A joint venture called SportsDomeShelters has been working to plant its namesakes in natural disaster-prone regions, looking to enhance communities with its distinctive sports domes that double as storm shelters.
While each group involved in SportsDomeShelters has been in the space for more than a decade, the organization as it’s known now began in 2019. That’s when the leaders of Omni-Threat Structures, which specializes in building structures that can withstand any disaster, Domtec International, which constructs thin-shell domes, and Resin Architecture, a design firm, teamed up to provide a one-stop-shop for sports domes.
“This team we’ve built—an architect, a general contractor, and a dome builder—means we can all come together and do a turnkey package,” says Benjamin Davis, Domtec’s vice president for business development. “There is nobody else in the dome world that’s offering the same thing, from design to final construction.”
The group has built domes in Arizona, Missouri, Texas, Oklahoma, Alabama and Florida, and is pursuing potential opportunities in the Caribbean.
So what’s the big deal with sports domes? They come with plenty of advantages, the builders say.
Durability is a hallmark of the domes, which are built to withstand Category 5 hurricanes, EF-5 tornadoes, earthquakes, fires and “event-driven missiles,” a.k.a. debris hurtled through the air.
Since the domes meet FEMA safe room requirements, as well as international standards such as ICC 500, they can come with tremendous cost savings. FEMA has a grant program that will pay for 75% (and up to 90%) of the cost for shelters constructed by community-based organizations, such as a school district, a city, or even a church, according to Omni-Threat CEO Peter Fedele.
“Whenever you hear the president declare a national disaster, it offers local leaders money allocated from FEMA not only for mitigation, but for preventative situations,” Fedele says. That means the funding for storm shelters opens up.

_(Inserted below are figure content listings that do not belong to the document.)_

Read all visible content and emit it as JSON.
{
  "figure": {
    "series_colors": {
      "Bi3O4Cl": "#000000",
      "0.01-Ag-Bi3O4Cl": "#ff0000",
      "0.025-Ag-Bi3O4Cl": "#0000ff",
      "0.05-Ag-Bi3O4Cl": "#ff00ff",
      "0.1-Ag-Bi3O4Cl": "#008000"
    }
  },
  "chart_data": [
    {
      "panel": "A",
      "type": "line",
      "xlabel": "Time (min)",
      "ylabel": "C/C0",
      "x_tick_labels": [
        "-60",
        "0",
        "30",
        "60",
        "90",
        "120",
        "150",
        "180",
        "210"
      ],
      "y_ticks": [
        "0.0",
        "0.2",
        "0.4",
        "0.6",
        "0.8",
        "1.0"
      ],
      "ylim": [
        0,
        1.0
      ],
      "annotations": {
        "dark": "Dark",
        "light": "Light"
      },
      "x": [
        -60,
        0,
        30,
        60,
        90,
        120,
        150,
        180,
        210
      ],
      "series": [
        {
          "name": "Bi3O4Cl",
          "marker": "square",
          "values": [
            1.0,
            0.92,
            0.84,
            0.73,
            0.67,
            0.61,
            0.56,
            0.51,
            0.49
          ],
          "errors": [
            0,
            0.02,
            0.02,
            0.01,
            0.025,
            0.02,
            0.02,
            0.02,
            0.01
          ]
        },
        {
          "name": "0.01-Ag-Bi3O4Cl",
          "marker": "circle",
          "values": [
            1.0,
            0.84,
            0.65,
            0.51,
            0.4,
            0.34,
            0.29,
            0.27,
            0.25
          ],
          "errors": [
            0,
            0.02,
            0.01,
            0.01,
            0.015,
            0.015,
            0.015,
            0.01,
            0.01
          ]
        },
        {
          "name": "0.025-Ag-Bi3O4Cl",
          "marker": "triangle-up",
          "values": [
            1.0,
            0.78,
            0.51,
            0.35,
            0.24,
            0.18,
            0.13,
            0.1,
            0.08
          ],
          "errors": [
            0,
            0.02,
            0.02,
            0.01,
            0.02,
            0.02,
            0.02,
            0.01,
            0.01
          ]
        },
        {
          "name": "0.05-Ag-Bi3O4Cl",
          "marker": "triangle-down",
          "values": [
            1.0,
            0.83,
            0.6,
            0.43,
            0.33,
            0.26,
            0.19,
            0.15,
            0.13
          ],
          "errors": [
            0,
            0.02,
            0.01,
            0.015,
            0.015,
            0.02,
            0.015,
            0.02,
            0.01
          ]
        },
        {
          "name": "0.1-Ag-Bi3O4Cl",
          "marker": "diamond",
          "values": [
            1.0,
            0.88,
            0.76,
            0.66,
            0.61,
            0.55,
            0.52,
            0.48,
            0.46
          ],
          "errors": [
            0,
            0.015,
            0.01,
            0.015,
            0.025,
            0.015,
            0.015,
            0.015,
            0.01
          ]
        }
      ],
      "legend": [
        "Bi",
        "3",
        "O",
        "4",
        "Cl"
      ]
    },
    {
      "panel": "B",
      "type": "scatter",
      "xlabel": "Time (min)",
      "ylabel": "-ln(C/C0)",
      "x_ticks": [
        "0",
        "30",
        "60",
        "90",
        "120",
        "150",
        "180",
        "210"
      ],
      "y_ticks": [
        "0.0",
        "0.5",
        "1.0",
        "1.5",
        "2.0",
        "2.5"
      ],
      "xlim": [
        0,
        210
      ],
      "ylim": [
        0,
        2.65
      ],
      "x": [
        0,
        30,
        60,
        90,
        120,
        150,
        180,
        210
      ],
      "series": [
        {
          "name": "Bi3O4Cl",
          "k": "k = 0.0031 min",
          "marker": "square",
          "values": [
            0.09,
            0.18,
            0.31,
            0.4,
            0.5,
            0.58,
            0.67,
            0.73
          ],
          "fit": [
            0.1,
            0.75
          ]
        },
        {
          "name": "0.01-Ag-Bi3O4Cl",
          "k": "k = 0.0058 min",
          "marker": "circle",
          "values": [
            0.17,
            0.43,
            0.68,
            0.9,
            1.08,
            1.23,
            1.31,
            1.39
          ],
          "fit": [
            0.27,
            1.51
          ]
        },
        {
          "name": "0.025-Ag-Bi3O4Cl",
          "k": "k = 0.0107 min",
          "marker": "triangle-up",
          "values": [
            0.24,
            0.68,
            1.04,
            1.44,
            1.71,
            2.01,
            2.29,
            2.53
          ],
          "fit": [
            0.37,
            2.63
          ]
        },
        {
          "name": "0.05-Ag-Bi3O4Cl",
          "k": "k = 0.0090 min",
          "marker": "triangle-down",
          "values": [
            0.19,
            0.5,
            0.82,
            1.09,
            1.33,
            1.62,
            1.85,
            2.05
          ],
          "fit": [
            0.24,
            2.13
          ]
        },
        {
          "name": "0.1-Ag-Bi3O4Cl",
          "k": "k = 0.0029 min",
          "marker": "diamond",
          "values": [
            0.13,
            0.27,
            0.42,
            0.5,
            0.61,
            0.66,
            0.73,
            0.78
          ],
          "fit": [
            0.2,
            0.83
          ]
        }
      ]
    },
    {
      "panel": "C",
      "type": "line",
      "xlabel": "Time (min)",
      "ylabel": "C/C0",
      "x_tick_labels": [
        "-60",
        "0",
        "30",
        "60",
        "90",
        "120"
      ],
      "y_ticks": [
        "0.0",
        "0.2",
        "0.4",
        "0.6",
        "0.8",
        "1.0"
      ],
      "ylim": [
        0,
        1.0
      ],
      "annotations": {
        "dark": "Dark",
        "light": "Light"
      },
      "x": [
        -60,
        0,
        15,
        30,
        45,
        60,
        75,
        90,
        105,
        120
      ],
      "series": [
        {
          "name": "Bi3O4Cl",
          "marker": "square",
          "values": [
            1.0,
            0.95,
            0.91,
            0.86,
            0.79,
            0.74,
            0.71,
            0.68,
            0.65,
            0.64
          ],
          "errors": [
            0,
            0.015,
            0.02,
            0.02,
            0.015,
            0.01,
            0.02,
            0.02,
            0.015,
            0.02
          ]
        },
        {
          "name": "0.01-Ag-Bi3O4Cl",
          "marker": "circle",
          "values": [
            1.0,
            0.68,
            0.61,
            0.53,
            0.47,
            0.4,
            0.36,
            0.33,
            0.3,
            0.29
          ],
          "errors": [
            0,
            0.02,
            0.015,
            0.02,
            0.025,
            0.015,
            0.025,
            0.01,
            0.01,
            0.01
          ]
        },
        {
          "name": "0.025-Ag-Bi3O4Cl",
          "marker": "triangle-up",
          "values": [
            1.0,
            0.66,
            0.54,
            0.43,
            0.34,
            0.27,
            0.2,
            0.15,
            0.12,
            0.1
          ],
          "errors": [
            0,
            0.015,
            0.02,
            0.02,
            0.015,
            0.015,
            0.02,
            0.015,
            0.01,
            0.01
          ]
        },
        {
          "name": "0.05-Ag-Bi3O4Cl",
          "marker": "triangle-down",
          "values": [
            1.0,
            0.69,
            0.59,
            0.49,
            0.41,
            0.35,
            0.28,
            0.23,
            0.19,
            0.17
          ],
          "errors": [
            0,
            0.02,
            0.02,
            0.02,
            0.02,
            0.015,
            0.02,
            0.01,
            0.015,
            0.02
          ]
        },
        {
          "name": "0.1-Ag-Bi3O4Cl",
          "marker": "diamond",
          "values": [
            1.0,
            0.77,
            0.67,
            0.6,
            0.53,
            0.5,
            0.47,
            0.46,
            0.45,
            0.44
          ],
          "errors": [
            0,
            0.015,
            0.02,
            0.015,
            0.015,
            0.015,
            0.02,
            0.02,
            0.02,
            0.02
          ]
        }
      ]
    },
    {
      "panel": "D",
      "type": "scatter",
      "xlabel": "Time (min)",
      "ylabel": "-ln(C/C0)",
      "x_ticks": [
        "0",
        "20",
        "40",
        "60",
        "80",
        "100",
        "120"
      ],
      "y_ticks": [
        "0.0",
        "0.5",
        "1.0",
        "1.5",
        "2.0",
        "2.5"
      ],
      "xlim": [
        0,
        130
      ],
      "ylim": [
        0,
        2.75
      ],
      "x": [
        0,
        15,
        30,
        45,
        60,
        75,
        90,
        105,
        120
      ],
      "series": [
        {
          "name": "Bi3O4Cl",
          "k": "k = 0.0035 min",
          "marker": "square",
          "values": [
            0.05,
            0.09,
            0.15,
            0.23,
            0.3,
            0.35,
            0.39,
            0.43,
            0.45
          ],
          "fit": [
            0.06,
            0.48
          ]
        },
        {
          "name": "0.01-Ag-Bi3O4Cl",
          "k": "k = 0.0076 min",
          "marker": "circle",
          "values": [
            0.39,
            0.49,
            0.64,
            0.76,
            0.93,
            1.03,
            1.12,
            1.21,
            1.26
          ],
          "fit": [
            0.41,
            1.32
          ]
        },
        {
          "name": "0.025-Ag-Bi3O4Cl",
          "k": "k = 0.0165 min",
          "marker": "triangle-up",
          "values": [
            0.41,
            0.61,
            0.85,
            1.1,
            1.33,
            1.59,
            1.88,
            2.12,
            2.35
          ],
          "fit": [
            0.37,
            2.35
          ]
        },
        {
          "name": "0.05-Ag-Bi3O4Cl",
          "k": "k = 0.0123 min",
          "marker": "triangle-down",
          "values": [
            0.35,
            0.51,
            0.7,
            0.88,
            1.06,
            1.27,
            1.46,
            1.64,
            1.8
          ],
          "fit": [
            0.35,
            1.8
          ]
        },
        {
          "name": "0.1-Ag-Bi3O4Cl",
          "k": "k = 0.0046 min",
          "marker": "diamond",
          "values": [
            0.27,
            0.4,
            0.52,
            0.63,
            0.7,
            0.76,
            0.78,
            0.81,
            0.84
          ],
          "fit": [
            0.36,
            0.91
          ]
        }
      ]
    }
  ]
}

The grant approval process can take from six months up to a year, Fedele says, with the total time to completion of the project taking up to two years.
Actual construction of the domes, however, is faster. “We build buildings backwards,” explains Mike Hunter, president of Domtec. “The first thing we put up is the roof.”
Once the waterproof inflatable air form roof is in place, the rest of the construction site is essentially sheltered from the elements, unlike traditional buildings. The rest of the dome goes up quickly, with the spraying of insulation foam and the addition of reinforced steel and spray concrete. Construction usually takes about three months, Hunter says.
The domes are free-span, which makes them ideal for sports facilities. “Architects have complete freedom with design concepts,” Hunter says. “They don’t have to worry about columns blocking views, and they can put walls wherever they want.”
The sports domes typically range in size from about 150-foot diameters (typical for high school gyms, Hunter says), to about 300-foot diameters. They’re considered “thin shell” domes, meaning the area of the actual structure is fairly thin compared to the span of the dome.
“Other types of structures can go bigger, but they won’t be nearly as energy efficient,” Hunter says.
Built to Last
Energy efficiency is another huge perk to the sports domes. Hunter says the domes can slash energy costs in half compared to a traditional building, thanks to their insulation and the thermal mass of the interior concrete.
They’re also more sustainable than traditional buildings, Hunter says.
“It’s a lot more sustainable to build designs that will last—through hurricanes, tornadoes, earthquakes, fires—than to build things economically, thinking you’re saving money,” Hunter says. “People might say, ‘Oh, but grass huts: Those are made of grass, that’s really sustainable!’ But they burn and blow away really easily, and they don’t keep you warm in blizzards.”
One final perk of the domes? They tend to become a landmark in the community, according to Davis.
“People will use it to give directions: ‘You know, if you turn left after the dome…’ or ‘It’s just one block after the dome,’” Davis says. “It becomes something for the community to be proud of.”